An exhibition presented by Olivier de Sépibus at the Departmental Museum of Gap, from 12 November 2021 to 29 April 2022, was entitled "La masse manquante", a title that indicates the extent of the loss that must be acknowledged today. Alongside the series 'Montagne défaite', a series of charcoal drawings based on 25,000 Swiss maps was presented. The artist produced these works by projecting fragments of maps onto large sheets of paper laid out vertically, where he could patiently follow the slopes, following the relief of his hand, so that this slow process of transcription through drawing took on an almost meditative dimension. The shape of the mountain slopes evolves in an uninterrupted way: the blanks left by the artist around the fields of lines allow the viewer to complete this movement of transformation in an imaginary way, as is possible in oriental prints.

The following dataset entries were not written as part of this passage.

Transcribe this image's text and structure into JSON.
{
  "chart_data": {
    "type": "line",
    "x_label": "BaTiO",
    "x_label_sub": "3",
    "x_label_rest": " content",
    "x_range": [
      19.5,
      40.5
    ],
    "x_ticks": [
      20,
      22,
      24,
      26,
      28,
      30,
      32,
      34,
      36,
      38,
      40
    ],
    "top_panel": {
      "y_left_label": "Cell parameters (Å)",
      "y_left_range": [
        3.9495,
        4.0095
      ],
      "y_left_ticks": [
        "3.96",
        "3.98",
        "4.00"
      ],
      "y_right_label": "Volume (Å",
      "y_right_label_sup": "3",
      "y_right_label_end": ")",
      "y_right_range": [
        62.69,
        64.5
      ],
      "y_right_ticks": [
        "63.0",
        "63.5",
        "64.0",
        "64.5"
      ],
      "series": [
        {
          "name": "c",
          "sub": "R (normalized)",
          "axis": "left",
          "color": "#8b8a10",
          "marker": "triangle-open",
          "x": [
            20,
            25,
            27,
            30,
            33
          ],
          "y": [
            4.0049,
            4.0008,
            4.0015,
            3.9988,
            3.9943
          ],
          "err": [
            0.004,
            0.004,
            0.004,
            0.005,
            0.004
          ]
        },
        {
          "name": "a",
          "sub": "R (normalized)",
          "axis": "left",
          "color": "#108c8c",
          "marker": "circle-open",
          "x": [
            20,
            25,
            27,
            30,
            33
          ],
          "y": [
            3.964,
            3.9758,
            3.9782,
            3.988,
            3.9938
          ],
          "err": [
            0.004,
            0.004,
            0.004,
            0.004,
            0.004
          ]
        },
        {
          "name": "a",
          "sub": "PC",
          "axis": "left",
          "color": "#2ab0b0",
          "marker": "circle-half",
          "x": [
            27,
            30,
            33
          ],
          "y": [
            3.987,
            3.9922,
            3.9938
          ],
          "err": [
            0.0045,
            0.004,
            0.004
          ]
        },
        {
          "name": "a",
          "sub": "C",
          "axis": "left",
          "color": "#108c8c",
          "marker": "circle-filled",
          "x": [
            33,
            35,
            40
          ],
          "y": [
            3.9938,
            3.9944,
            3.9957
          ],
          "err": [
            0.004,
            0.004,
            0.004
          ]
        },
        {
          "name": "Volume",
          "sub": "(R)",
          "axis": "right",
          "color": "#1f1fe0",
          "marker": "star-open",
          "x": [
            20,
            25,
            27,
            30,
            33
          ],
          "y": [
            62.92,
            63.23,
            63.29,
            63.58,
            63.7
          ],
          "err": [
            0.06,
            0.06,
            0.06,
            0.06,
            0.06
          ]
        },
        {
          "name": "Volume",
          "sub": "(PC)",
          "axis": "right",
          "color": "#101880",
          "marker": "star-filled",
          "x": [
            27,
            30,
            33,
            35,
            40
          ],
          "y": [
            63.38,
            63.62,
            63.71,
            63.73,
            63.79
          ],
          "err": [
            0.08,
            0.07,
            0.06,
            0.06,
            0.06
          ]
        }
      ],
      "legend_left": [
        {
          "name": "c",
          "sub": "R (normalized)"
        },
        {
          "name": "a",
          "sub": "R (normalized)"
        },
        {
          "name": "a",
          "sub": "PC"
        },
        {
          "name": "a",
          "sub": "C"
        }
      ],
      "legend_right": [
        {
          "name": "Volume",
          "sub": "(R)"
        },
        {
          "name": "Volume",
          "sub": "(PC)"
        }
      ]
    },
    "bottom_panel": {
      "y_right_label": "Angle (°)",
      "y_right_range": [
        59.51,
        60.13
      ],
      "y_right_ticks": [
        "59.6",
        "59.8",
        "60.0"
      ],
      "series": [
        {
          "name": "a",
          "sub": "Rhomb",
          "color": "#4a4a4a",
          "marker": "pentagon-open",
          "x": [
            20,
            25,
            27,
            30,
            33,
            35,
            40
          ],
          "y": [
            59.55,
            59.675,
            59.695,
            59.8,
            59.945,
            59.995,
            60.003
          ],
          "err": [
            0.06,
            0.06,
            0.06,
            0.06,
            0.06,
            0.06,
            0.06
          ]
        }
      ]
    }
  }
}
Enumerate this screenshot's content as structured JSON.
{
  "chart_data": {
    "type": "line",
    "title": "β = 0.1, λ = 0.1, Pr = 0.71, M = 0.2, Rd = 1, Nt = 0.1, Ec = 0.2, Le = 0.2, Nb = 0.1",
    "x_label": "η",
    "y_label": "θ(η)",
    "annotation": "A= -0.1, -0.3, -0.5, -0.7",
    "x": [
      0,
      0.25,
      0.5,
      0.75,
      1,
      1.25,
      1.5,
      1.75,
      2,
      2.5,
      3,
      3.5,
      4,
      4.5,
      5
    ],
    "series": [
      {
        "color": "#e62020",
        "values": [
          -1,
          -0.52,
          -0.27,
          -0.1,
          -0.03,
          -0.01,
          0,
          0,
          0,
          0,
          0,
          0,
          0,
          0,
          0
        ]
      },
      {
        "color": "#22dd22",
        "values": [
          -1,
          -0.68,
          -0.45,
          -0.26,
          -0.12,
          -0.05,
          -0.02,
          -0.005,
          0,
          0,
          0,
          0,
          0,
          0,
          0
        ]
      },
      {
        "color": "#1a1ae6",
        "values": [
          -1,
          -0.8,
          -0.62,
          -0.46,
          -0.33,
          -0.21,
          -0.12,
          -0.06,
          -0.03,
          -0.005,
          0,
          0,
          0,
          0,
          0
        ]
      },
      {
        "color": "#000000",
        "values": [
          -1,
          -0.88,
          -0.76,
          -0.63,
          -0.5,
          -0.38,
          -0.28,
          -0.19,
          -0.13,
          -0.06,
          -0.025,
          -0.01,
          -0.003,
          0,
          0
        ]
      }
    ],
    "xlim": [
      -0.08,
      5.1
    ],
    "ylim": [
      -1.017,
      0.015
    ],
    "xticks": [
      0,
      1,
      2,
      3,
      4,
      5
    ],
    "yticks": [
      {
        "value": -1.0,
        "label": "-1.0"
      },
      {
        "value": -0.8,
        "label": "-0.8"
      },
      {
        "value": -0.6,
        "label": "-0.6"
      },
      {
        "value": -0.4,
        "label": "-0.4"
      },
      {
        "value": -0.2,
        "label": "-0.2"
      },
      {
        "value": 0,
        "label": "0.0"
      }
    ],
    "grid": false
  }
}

The mourning of the glaciers - which Olivier de Sépibus leads us to feel intensely - is not presented as an individual ordeal, but a collective one. The photographs exhibited in spaces dedicated to art work to give a public dimension to the drama of this change, both in the concrete reality of the sites and within the imaginary and representations. Other activities of the artist testify to his desire to make the melting of glaciers a loss that concerns an entire community and deserves to be thought about with others. In 2019, Olivier de Sépibus founded the "Collectif Glacier: penser, agir, créer avec les glaciers, laboratoire des récits1 " which aims to "reappropriate our sensitive, pragmatic and social relationships with the Alpine glaciers2 ". This collective includes artists (a video maker, a photographer, a performer), but also a geographer, an anthropologist and a high mountain guide. It aims to develop the sharing of knowledge, affects and fears concerning the phenomenon of melting ice in the Alps.
"We approach the glacier as part of the collective: it is an active subject in our relational dynamics which induce aesthetic dimensions, representations, exchanges and reciprocities", the members of the group specify. The community that is established allows interactions between human beings, but also with the natural good that loves them and brings them together. Olivier de Sépibus is an avid reader of anthropologists' writings. In particular, he cites the works of Philippe Descola3. Inspired by such In its approach, it considers certain natural entities - including glaciers - as subjects, in the same way that animist cultures invite us to do. The collective organises artistic residencies on the Girose glacier, in the Oisans massif, during which funerary rituals around the disappearance of glaciers are experimented. It also gives presentations at the International Mountain Film Festival in Autrans and participates in university seminars, some of which concern the legal status of natural resources1.
Artistic productions and collective actions are intimately linked: based on the same convictions, they feed each other. They are combined so that the relationship with glaciers is better inhabited, so that they are seen as an environment that is emotionally and aesthetically invested by all. The works undoubtedly work, alongside collective initiatives, to make glaciers a "common good", i.e. a wealth that is based on the existential needs of a community - which aspires to find the means for better administration.